Blade shape optimization of the Savonius wind turbine using a genetic algorithm

The Savonius wind turbine is one of the best candidates for harvesting wind energy in an urban environment, due to unique features such as compactness, simple assembly, low noise level, self-starting ability at low wind speed, and low cost. However, the conventional Savonius wind turbine with semicircular blades has a relatively low power coefficient. This work focuses on optimizing the shape of the blade of the Savonius wind turbine to further improve its power coefficient.

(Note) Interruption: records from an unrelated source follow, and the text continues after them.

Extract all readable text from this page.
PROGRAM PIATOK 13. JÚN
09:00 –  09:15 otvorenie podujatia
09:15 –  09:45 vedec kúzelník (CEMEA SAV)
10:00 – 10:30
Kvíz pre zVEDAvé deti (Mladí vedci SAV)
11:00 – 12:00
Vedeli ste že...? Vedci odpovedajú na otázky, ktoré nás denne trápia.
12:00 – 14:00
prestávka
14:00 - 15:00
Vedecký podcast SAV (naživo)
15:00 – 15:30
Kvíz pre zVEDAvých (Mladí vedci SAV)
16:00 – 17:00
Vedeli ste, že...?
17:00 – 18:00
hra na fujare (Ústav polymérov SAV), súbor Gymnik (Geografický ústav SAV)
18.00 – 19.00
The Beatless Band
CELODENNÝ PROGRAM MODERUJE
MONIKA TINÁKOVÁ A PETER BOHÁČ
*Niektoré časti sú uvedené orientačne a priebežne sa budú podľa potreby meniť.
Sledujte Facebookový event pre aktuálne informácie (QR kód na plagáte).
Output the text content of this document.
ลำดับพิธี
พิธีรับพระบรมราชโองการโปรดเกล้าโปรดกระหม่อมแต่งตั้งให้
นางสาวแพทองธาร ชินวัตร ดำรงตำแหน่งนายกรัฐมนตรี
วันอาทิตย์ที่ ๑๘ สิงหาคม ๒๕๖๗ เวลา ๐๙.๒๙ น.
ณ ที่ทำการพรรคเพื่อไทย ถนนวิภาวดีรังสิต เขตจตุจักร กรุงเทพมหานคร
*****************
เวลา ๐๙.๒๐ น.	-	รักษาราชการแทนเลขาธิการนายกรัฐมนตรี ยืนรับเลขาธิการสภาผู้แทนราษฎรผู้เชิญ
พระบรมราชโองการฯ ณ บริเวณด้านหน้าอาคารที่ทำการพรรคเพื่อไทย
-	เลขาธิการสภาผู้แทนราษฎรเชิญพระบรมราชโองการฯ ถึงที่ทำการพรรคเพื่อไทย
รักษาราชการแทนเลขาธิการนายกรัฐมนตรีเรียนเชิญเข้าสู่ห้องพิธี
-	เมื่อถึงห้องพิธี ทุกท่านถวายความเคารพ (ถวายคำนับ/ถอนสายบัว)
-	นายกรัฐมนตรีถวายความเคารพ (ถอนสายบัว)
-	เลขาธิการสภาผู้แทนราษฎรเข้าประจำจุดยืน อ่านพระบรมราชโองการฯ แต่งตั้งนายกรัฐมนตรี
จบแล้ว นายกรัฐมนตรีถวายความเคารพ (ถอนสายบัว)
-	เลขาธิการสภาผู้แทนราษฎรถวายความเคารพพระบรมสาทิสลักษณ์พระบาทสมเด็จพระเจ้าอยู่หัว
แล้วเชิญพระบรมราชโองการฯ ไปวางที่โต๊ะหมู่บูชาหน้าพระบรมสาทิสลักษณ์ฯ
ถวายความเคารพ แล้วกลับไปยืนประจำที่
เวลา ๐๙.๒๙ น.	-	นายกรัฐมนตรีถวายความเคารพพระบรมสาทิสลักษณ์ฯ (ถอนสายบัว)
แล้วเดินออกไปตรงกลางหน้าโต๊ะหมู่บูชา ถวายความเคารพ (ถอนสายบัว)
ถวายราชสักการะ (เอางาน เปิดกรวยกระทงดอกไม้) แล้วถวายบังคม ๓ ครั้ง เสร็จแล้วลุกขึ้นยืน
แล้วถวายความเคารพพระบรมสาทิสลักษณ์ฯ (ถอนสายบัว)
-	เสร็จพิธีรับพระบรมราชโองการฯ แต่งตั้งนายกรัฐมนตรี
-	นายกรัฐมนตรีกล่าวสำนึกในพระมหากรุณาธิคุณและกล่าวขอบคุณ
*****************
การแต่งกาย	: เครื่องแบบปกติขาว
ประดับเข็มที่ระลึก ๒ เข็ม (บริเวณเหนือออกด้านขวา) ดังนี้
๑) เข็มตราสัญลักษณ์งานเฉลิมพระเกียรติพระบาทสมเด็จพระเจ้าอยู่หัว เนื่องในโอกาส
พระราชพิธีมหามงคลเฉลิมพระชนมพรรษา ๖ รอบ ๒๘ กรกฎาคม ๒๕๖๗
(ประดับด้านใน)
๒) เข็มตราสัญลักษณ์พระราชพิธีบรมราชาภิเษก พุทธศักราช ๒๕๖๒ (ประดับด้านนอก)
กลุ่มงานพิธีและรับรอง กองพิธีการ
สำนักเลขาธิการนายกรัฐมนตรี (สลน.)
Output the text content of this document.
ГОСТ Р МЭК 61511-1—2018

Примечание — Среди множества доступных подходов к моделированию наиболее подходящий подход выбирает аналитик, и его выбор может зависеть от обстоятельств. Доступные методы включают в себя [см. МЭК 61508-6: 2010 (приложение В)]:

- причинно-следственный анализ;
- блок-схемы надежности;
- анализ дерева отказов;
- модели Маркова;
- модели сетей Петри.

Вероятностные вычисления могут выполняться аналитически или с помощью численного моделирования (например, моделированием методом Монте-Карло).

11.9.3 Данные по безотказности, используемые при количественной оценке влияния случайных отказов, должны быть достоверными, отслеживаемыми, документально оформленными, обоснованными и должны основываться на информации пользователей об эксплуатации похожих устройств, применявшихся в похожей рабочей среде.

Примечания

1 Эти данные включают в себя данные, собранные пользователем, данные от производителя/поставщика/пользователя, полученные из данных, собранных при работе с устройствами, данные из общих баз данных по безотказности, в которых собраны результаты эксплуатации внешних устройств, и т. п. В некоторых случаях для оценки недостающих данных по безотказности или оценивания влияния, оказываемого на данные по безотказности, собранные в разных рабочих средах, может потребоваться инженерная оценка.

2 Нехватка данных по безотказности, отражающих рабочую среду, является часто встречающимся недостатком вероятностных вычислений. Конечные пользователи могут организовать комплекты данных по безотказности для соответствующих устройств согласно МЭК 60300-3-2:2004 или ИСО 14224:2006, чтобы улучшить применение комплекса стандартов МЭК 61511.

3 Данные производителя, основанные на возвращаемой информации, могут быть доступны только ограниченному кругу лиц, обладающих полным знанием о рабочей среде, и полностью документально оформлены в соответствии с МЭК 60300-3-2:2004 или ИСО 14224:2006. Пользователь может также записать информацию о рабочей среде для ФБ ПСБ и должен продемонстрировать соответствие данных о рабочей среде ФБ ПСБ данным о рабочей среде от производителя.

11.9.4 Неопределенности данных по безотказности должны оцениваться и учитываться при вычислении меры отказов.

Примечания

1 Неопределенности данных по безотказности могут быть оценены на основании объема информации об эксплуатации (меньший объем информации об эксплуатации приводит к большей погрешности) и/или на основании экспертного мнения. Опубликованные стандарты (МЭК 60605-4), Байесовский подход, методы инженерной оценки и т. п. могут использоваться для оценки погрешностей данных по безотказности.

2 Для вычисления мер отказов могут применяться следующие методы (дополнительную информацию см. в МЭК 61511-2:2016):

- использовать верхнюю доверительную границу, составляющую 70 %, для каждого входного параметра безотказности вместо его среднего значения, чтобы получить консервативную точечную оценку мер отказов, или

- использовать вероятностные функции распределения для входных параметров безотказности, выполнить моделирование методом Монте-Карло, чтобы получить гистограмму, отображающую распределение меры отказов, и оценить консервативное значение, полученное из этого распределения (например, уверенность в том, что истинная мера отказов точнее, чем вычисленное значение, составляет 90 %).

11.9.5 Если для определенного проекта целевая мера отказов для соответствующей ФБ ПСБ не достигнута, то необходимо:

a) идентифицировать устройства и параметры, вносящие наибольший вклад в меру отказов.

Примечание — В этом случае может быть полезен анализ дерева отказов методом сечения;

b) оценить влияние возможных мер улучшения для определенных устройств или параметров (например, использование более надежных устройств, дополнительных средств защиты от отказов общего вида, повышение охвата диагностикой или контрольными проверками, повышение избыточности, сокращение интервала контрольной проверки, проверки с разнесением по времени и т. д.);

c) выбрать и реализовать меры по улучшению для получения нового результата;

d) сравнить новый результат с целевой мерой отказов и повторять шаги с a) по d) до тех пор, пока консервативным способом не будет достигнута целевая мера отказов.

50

An evolutionary-based genetic algorithm (GA) is incorporated into computational fluid dynamics (CFD) simulations, thereby coupling blade geometry definition with mesh generation and fitness function evaluation in an iterative process. Three variable points along the blade cross-section are used to define the geometry of the blade arc, and the objective function of GA is set to maximize the power coefficient. Two-dimensional flow around the wind turbine is modeled by the shear-stress transport (SST) k-omega turbulence model and solved through the finite-volume method in ANSYS Fluent. Three GA optimization runs with different population and genetic operations have been carried out to provide the optimal shape of the blade of the Savonius turbine. Compared to the wind turbine with semicircular blades, the wind turbine with optimal blades and a tip speed ratio (TSR) of 0.8 achieved significant improvement (up to 33%) on the time-averaged power coefficient. In addition, the Savonius turbine with optimal blades outperformed the one with semicircular blades at a wide range of TSR (= 0.6-1.2), suggesting that the Savonius wind turbine with optimal blades has great potential to be applied in the real urban environment. The aerodynamic forces and flow structures pertaining to both wind turbines with optimal and semicircular blades are compared and discussed, to improve our understanding on their underlying mechanisms and to further improve their performance.